Deutschland ist Nato-Mitglied; in der Vergangenheit hat sich gezeigt, wie sehr etwa die USA mitsprechen und mitentscheiden, wenn es um die Lieferung von schweren Waffen an die Ukraine geht – Stichwort Panzer. Die Leichtigkeit, mit der Merz und die Union also derzeit die Taurus-Frage zur alles entscheidenden stilisieren, ist nicht von den realpolitischen Zwängen gedeckt. Zumal keiner weiß, ob es zusätzliche Informationen über das Risikopotenzial einer Lieferung gibt, die dem SPD-Kanzler Olaf Scholz womöglich vorliegen. Dass das Verhältnis von Oppositionsführer und Kanzler zerrüttet ist, dass beide noch nicht einmal unter vier Augen innenpolitisch deeskalierend die Dinge mit Blick auf das große Ganze bereden können, verschärft die Auseinandersetzung nur. Verantwortlich dafür ist allerdings vor allem Scholz.

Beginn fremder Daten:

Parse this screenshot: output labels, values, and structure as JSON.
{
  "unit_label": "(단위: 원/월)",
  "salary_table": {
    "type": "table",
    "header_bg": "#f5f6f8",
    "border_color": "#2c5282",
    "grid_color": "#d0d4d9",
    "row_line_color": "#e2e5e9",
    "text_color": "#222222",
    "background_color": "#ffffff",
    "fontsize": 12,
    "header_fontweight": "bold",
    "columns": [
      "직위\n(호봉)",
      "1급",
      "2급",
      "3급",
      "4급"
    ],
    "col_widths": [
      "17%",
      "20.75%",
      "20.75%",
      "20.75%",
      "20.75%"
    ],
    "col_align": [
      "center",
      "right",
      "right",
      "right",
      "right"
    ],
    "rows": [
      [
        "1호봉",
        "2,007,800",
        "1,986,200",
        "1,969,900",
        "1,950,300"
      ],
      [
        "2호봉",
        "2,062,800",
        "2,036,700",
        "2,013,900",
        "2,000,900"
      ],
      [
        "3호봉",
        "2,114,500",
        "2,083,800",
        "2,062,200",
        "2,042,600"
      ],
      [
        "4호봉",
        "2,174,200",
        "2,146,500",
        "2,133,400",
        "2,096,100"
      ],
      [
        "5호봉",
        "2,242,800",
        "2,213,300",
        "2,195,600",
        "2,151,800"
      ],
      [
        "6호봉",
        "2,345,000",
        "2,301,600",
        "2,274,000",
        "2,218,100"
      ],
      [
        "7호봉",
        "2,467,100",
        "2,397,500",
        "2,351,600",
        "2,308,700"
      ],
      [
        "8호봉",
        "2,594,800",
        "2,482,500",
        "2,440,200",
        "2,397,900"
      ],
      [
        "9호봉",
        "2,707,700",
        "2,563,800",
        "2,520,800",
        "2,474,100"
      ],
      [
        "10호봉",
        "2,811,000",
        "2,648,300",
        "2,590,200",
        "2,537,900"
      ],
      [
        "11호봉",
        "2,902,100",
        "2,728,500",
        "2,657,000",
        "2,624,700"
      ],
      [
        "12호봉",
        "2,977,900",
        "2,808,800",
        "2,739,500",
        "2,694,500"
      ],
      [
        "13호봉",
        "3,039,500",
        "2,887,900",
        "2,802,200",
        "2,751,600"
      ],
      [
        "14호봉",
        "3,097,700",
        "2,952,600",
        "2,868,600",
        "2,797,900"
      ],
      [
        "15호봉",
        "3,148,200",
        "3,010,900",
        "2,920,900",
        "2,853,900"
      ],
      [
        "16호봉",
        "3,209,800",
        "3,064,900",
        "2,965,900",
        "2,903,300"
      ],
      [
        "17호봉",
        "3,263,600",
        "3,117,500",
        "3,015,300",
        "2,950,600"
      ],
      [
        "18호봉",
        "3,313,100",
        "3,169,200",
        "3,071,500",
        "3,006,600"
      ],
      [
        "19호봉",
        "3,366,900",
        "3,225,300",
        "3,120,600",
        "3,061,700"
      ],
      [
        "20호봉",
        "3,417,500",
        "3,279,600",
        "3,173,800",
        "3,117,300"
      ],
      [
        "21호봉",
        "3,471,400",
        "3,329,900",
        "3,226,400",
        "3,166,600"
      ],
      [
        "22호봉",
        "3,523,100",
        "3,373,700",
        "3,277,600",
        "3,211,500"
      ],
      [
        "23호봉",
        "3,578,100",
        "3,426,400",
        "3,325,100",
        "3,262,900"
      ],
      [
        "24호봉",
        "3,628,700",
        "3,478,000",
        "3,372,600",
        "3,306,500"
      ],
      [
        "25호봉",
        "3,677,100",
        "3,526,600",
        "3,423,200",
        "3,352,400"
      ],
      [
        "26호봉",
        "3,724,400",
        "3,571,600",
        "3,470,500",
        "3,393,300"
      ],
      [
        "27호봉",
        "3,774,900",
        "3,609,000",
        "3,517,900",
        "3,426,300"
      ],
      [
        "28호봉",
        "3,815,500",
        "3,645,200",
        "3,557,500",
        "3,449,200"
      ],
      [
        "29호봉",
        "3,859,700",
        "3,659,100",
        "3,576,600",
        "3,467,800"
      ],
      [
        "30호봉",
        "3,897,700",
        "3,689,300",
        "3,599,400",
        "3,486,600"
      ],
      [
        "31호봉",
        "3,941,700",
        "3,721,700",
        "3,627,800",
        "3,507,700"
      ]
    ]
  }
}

Merz steckt jetzt gewissermaßen in der Klemme. Sollte er einerseits die Absicht gehabt haben, mit seinem Taurus-Kurs die Ampel in die Zermürbung zu treiben, so ist ihm das zwar gelungen. Die Rede von SPD-Fraktionschef Rolf Mützenich im Bundestag war eine harte Abrechnung nicht nur mit der Opposition, sondern insbesondere mit den eigenen Koalitionspartnern. In einer Ehe würde man sagen, da hat jemand die Scheidungspapiere zur Unterschrift vorgelegt. Die Grünen wiederum sind mit dem von ihnen gewählten Kanzler für dessen Haltung zu Taurus in einer Art und Weise ins Gericht gegangen, dass man große Zweifel an der noch verbliebenen Autorität des Regierungschefs und an der weiteren Zusammenarbeit haben muss. Im Bundestag ist klar geworden: Die Gräben in der Ampel sind inzwischen so tief, tiefer geht es kaum noch. Das Ziel hat Merz, so er es denn gehabt hat, also erreicht.
Andererseits hat die Union keinen Grund, zu jubilieren. Auch wenn sich im Bundestag eine kleine, schwarz-grüne Allianz beim Marschflugkörper gezeigt hat: Innenpolitisch hat es über diese Waffe so viel böses Blut zwischen Opposition und den Ampel-Parteien gegeben, dass man sich fragt, wie gerade der zur Polarisierung neigende Merz bei möglichen Koalitionsverhandlungen nach der nächsten Bundestagswahl in anderthalb Jahren den Versöhner geben will. Erst recht, wenn bis dahin der Ukraine-Krieg nicht beendet sein sollte.
Noch wichtiger ist jedoch: Der Taurus-Kurs der Union hat dem Kanzler und der SPD kräftig dabei geholfen, für sich eine neue Strategie in der Ukraine- und Russlandpolitik zu entdecken – die als Hüter des Friedens. In den Umfragen verfängt das bereits. Auch wenn es aus der Union mit Nachdruck heißt, man lasse sich bei wichtigen politischen Themen nicht von Stimmungen leiten, schon gar nicht von Umfragen, wahr ist aber: Scholz scheint nun einen Weg gefunden zu haben, um beim Wähler wieder zu punkten. Merz ist das noch nicht gelungen. Und die Europawahl sowie die Landtagswahlen im Osten stehen vor der Tür.